Some experts remain skeptical of the study.
"This is an observational study, not a randomized trial," said Dr. Neal D. Barnard, president of the Physicians Committee for Responsible Medicine in Washington, D.C.
"We already have randomized trials of low-carb diets, and they clearly show that approximately one in three low-carb diets has a significant increase in LDL [bad] cholesterol. Such findings are far more relevant than observational studies to the question of what effects do low-carb diets have," Barnard said.
Adding to the skepticism of some experts are the limitations of the study -- specifically, that it only looked at female nurses, and that the self-reporting method used could be considered unreliable.
"A strong limitation of this study is that since the subjects were nurses who may make more informed food choices that other women, the results may not be applicable generally," said Carla Wolper of the Obesity Research Center at St. Luke's Hospital in New York.

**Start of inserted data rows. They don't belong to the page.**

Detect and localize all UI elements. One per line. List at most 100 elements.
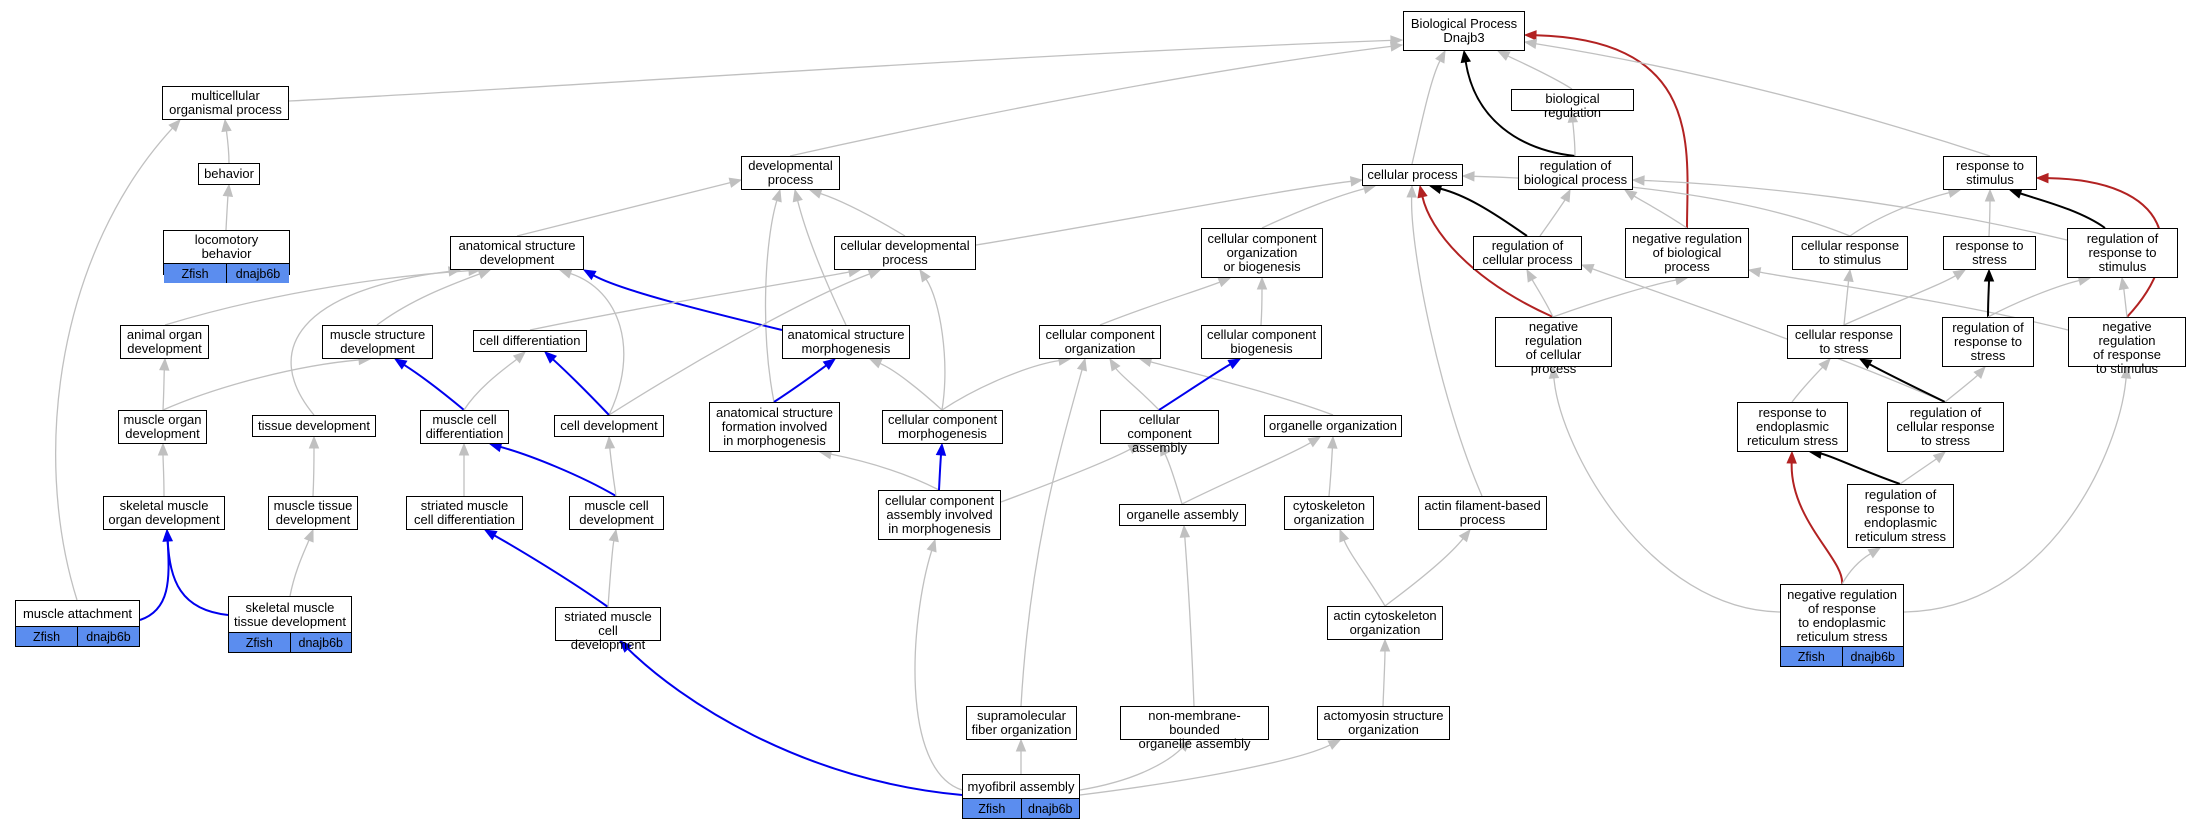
edge-arrowhead [1526,268,1538,283]
go-term-node-supra[interactable]: supramolecular fiber organization [966,706,1077,740]
edge-is_a-cellrespstress-to-respstress [1843,269,1967,326]
go-term-node-musstruct[interactable]: muscle structure development [322,325,433,359]
node-label: cellular component assembly involved in … [884,493,995,536]
edge-arrowhead [771,188,782,203]
go-term-node-stridiff[interactable]: striated muscle cell differentiation [406,496,523,530]
go-term-node-celldev[interactable]: cell development [554,415,664,437]
gene-badge[interactable]: dnajb6b [77,627,139,646]
edge-arrowhead [1523,30,1537,41]
go-term-node-nonmem[interactable]: non-membrane-bounded organelle assembly [1120,706,1269,751]
edge-arrowhead [1406,184,1417,198]
go-term-node-cellproc[interactable]: cellular process [1362,164,1463,186]
go-term-node-bioreg[interactable]: biological regulation [1511,89,1634,120]
go-term-node-root[interactable]: Biological Process Dnajb3 [1403,11,1525,51]
go-term-node-cellresp[interactable]: cellular response to stimulus [1792,236,1908,270]
go-term-node-respstress[interactable]: response to stress [1943,236,2036,270]
go-term-node-ccmorph[interactable]: cellular component morphogenesis [882,410,1003,444]
edge-is_a-sktissue-to-mustissue [289,528,314,597]
go-term-node-anatdev[interactable]: anatomical structure development [450,236,584,270]
go-term-node-regcell[interactable]: regulation of cellular process [1473,236,1582,270]
node-label: anatomical structure formation involved … [715,405,834,448]
go-term-node-orgassem[interactable]: organelle assembly [1119,504,1246,526]
go-term-node-tissue[interactable]: tissue development [252,415,376,437]
edge-line [1790,462,1844,585]
species-badge[interactable]: Zfish [16,627,77,646]
edge-line [1843,280,1850,326]
go-term-node-regresp[interactable]: regulation of response to stimulus [2067,228,2178,278]
node-label: striated muscle cell development [564,609,652,652]
edge-is_a-regER-to-regcellstress [1899,451,1947,485]
go-term-node-respER[interactable]: response to endoplasmic reticulum stress [1737,402,1848,452]
go-term-node-cellrespstress[interactable]: cellular response to stress [1787,325,1901,359]
go-term-node-ccob[interactable]: cellular component organization or bioge… [1201,228,1323,278]
go-term-node-devproc[interactable]: developmental process [741,156,840,190]
go-term-node-multi[interactable]: multicellular organismal process [162,86,289,120]
edge-regulates-regcellstress-to-cellrespstress [1858,358,1946,403]
go-term-node-orgorg[interactable]: organelle organization [1264,415,1402,437]
go-term-node-negregbio[interactable]: negative regulation of biological proces… [1625,228,1749,278]
edge-is_a-muscelldev-to-celldev [604,435,617,497]
edge-arrowhead [1973,366,1986,380]
go-term-node-ccassemmorph[interactable]: cellular component assembly involved in … [878,490,1001,540]
go-term-node-mustissue[interactable]: muscle tissue development [268,496,358,530]
node-label: muscle attachment [22,605,133,621]
go-term-node-muscelldev[interactable]: muscle cell development [569,496,664,530]
edge-line [627,647,963,796]
node-label: muscle structure development [329,327,426,356]
go-term-node-actomyosin[interactable]: actomyosin structure organization [1317,706,1450,740]
go-term-node-celldevproc[interactable]: cellular developmental process [834,236,976,270]
go-term-node-actinproc[interactable]: actin filament-based process [1418,496,1547,530]
node-label: cellular response to stress [1794,327,1894,356]
edge-is_a-actinproc-to-cellproc [1406,184,1483,497]
go-term-node-regrespstress[interactable]: regulation of response to stress [1942,317,2034,367]
species-badge[interactable]: Zfish [164,264,226,283]
node-label: response to stress [1955,238,2024,267]
go-term-node-cytoorg[interactable]: cytoskeleton organization [1284,496,1374,530]
go-term-node-ccbio[interactable]: cellular component biogenesis [1201,325,1322,359]
edge-line [1440,187,1528,237]
go-term-node-negregresp[interactable]: negative regulation of response to stimu… [2068,317,2186,376]
node-label: skeletal muscle tissue development [233,599,346,629]
go-term-node-ccorg[interactable]: cellular component organization [1039,325,1161,359]
gene-badge[interactable]: dnajb6b [289,633,351,652]
edge-arrowhead [1786,450,1797,464]
edge-arrowhead [393,358,408,370]
go-term-node-musorgan[interactable]: muscle organ development [118,410,207,444]
go-term-node-actincyto[interactable]: actin cytoskeleton organization [1327,606,1443,640]
edge-arrowhead [1567,109,1579,123]
go-term-node-respstim[interactable]: response to stimulus [1943,156,2037,190]
edge-arrowhead [512,351,526,364]
node-label: multicellular organismal process [169,88,282,117]
edge-line [1869,363,1946,403]
go-term-node-celldiff[interactable]: cell differentiation [473,330,587,352]
gene-badge[interactable]: dnajb6b [1020,799,1079,818]
go-term-node-skorgan[interactable]: skeletal muscle organ development [103,496,225,530]
go-term-node-ccassem[interactable]: cellular component assembly [1100,410,1219,455]
go-term-node-regbio[interactable]: regulation of biological process [1518,156,1633,190]
go-term-node-muscelldiff[interactable]: muscle cell differentiation [420,410,509,444]
go-term-node-behavior[interactable]: behavior [198,163,260,185]
gene-badge[interactable]: dnajb6b [1841,647,1903,666]
go-term-node-animal[interactable]: animal organ development [120,325,209,359]
go-term-node-stridev[interactable]: striated muscle cell development [555,607,661,652]
species-badge[interactable]: Zfish [229,633,290,652]
go-term-node-regcellstress[interactable]: regulation of cellular response to stres… [1887,402,2004,452]
go-term-node-regER[interactable]: regulation of response to endoplasmic re… [1847,484,1954,548]
species-badge[interactable]: Zfish [1781,647,1842,666]
species-badge[interactable]: Zfish [963,799,1021,818]
edge-arrowhead [582,269,597,281]
go-term-node-negregcell[interactable]: negative regulation of cellular process [1495,317,1612,376]
go-term-node-negregER[interactable]: negative regulation of response to endop… [1780,584,1904,667]
go-term-node-anatmorph[interactable]: anatomical structure morphogenesis [782,325,910,359]
edge-arrowhead [1327,435,1338,449]
gene-badge[interactable]: dnajb6b [226,264,289,283]
edge-arrowhead [159,357,170,371]
edge-line [820,192,906,237]
go-term-node-anatform[interactable]: anatomical structure formation involved … [709,402,840,452]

"In other words, these nurses may have chosen healthier forms of protein [fish, leaner meats, skim milk and lower-fat cheeses]. Thus, even with increased protein intake, they may not have increased intake of saturated fats so damaging to coronary health."
Wolper says the study, which defies conventional wisdom on the consumption of high-protein (and often high-fat) foods, could be puzzling to average consumers who are just hoping to eat healthier.
"As for patients, they are confused, and this study will confuse even more," she said. "If you include obesity in the picture, with all its inherent health risks, and then add a poor diet, heart disease increases. Americans are already overweight or obese, and choosing a high-fat diet will increase coronary risk."
Is the Low-Carb Diet Dead?
The discussion could be a moot point, however. Many experts believe the era of the low-carb diet may be on its way out.
"If the low-carb diet isn't dead, it's more or less on life support," said Keith-Thomas Ayoob, associate professor at the Department of Pediatrics at Albert Einstein College of Medicine in New York.
"No one sticks to them anyway. Healthy eating is about balance -- balance between what we need and what we can't manage to live without. Fail to recognize that, and that consumers are not robots who are going to eat the same way for 20 years, and we're just doing nutrition theory and hypotheticals."
The issue of sustainability is echoed by other experts in the field, many of whom say low-carb diets are just too difficult for most people to stick to.
"Most people cannot sustain a very low-carb diet in the long term," said Joanne Shearer, team leader of food and nutrition services at Avera Heart Hospital of South Dakota in Sioux Falls, S.D. "I recently gave a presentation where I asked a group of 40 nurses if they had tried a low-carb diet, and several hands went up. When I asked if anyone was currently following the diet, not one person raised their hand."
The salad days of the low-carb diet could also be shortened by what appears to be the next trend: a focus on low-glycemic foods.
"People's interest in low-carb diets has definitely waned," said Mary Beth Kavanagh, instructor at the Department of Nutrition at Case Western Reserve University in Cleveland. "There is great interest in glycemic index and glycemic load of diets and the effect on weight loss, cardiovascular disease risk, and glycemic control in diabetics."
In the confusion over what to eat, many experts say that the best course of action is a tried-and-true mantra: moderation, moderation, moderation.
"Better studies have said time and again to limit saturated fat," Ayoob said. "That's what I tell my patients and what I'll continue to tell them."
"The message should be carefully evaluated in reference to saturated fat," said Jana Klauer, a physician specializing in nutrition and exercise in New York. "What the study does say is: All carbohydrates are not the same. Those that spike blood sugar are not good for your heart. High amounts of protein will not hurt you. Vegetable protein and fat lower risk for heart disease."
"I recommend high amounts of protein to my patients but advise them to focus on lean meats, take the skin off chicken, and eat good amounts of fish."